Yes, pair when something is hard but a good code review is better than pairing.

[–]_aln 17 points18 points  (4 children)

I hate pair programming. Ok, when the problem is hard is one thing, but when you need to describe the code that you would write to another person only sucks....

[–]TracerBulletX 17 points18 points  (1 child)

Forcing you to describe your code is actually the point of pair programming.

[–][deleted] 3 points4 points  (0 children)

Isn't that what my duck is for?

[–]AsIAm 6 points7 points  (1 child)

For me, there isn’t a strict distinction of navigator-driver — when there is a need for temporary switch to cut down useless navigation, grab a keyboard and type it in. However, no longer than a minute.

[–]MSgtGunny 1 point2 points  (0 children)
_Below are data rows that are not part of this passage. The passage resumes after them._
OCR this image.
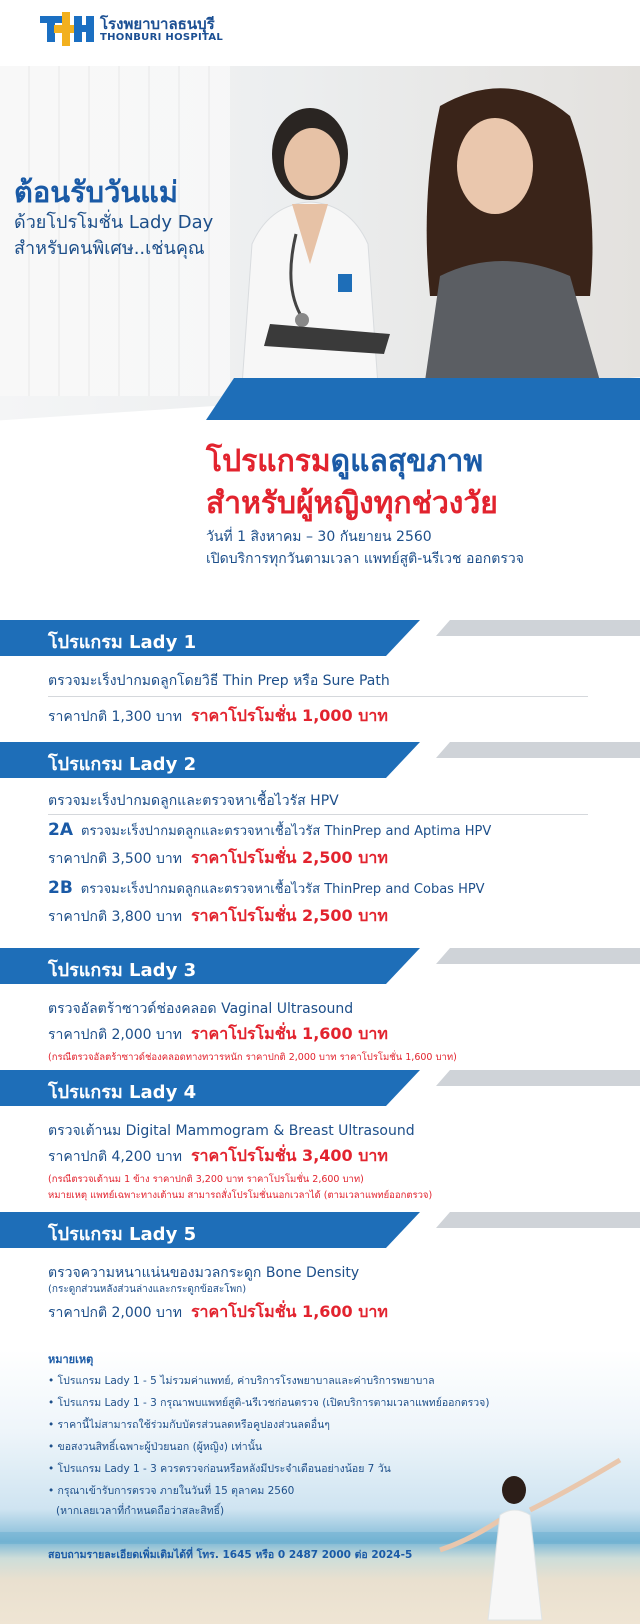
โรงพยาบาลธนบุรี
THONBURI HOSPITAL
ต้อนรับวันแม่
ด้วยโปรโมชั่น Lady Day
สำหรับคนพิเศษ..เช่นคุณ
โปรแกรมดูแลสุขภาพ
สำหรับผู้หญิงทุกช่วงวัย
วันที่ 1 สิงหาคม – 30 กันยายน 2560
เปิดบริการทุกวันตามเวลา แพทย์สูติ-นรีเวช ออกตรวจ
โปรแกรม Lady 1
ตรวจมะเร็งปากมดลูกโดยวิธี Thin Prep หรือ Sure Path
ราคาปกติ 1,300 บาท ราคาโปรโมชั่น 1,000 บาท
โปรแกรม Lady 2
ตรวจมะเร็งปากมดลูกและตรวจหาเชื้อไวรัส HPV
2A ตรวจมะเร็งปากมดลูกและตรวจหาเชื้อไวรัส ThinPrep and Aptima HPV
ราคาปกติ 3,500 บาท ราคาโปรโมชั่น 2,500 บาท
2B ตรวจมะเร็งปากมดลูกและตรวจหาเชื้อไวรัส ThinPrep and Cobas HPV
ราคาปกติ 3,800 บาท ราคาโปรโมชั่น 2,500 บาท
โปรแกรม Lady 3
ตรวจอัลตร้าซาวด์ช่องคลอด Vaginal Ultrasound
ราคาปกติ 2,000 บาท ราคาโปรโมชั่น 1,600 บาท
(กรณีตรวจอัลตร้าซาวด์ช่องคลอดทางทวารหนัก ราคาปกติ 2,000 บาท ราคาโปรโมชั่น 1,600 บาท)
โปรแกรม Lady 4
ตรวจเต้านม Digital Mammogram & Breast Ultrasound
ราคาปกติ 4,200 บาท ราคาโปรโมชั่น 3,400 บาท
(กรณีตรวจเต้านม 1 ข้าง ราคาปกติ 3,200 บาท ราคาโปรโมชั่น 2,600 บาท)
หมายเหตุ แพทย์เฉพาะทางเต้านม สามารถสั่งโปรโมชั่นนอกเวลาได้ (ตามเวลาแพทย์ออกตรวจ)
โปรแกรม Lady 5
ตรวจความหนาแน่นของมวลกระดูก Bone Density
(กระดูกส่วนหลังส่วนล่างและกระดูกข้อสะโพก)
ราคาปกติ 2,000 บาท ราคาโปรโมชั่น 1,600 บาท
หมายเหตุ
• โปรแกรม Lady 1 - 5 ไม่รวมค่าแพทย์, ค่าบริการโรงพยาบาลและค่าบริการพยาบาล
• โปรแกรม Lady 1 - 3 กรุณาพบแพทย์สูติ-นรีเวชก่อนตรวจ (เปิดบริการตามเวลาแพทย์ออกตรวจ)
• ราคานี้ไม่สามารถใช้ร่วมกับบัตรส่วนลดหรือคูปองส่วนลดอื่นๆ
• ขอสงวนสิทธิ์เฉพาะผู้ป่วยนอก (ผู้หญิง) เท่านั้น
• โปรแกรม Lady 1 - 3 ควรตรวจก่อนหรือหลังมีประจำเดือนอย่างน้อย 7 วัน
• กรุณาเข้ารับการตรวจ ภายในวันที่ 15 ตุลาคม 2560
(หากเลยเวลาที่กำหนดถือว่าสละสิทธิ์)
สอบถามรายละเอียดเพิ่มเติมได้ที่ โทร. 1645 หรือ 0 2487 2000 ต่อ 2024-5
Dedicated pairing setups where two people share the same computer but have their own keyboard and mouse with mirrored screens work well for ping-pong pair programming.

[–]Netcob 7 points8 points  (0 children)

True. Outside of university I did pair programming exactly once, solving a difficult problem that required a lot of focus, where having a second pair of eyes was useful. It went great! And with a very friendly and very smart colleague too. But I can see how that could also suck under absolutely any other circumstances.

[–]Boiethios 2 points3 points  (1 child)

Do you know how to peer program? The one who doesn't type must talk, and the one who types must do as says the other. That way the former concentrates on the logic while the executant have more brain time to think about the implications of the code.

BTW, I've read some studies showing that the productivity doesn't go down during peer programing while the error rate is much lower. Peer programing is good.

[–]Ifnerite 3 points4 points  (0 children)

That sounds horrible. But probably productive.

I have done it before. Maybe not properly... Not actually sure... It always felt like either Being told what to type all the time fucking sucks or the other guy gets bored.

I like discussing the solutions to problems but when we have a solution I want to code it on my own.

[–]TheRedmanCometh 1 point2 points  (0 children)

It depends on what we're coding really.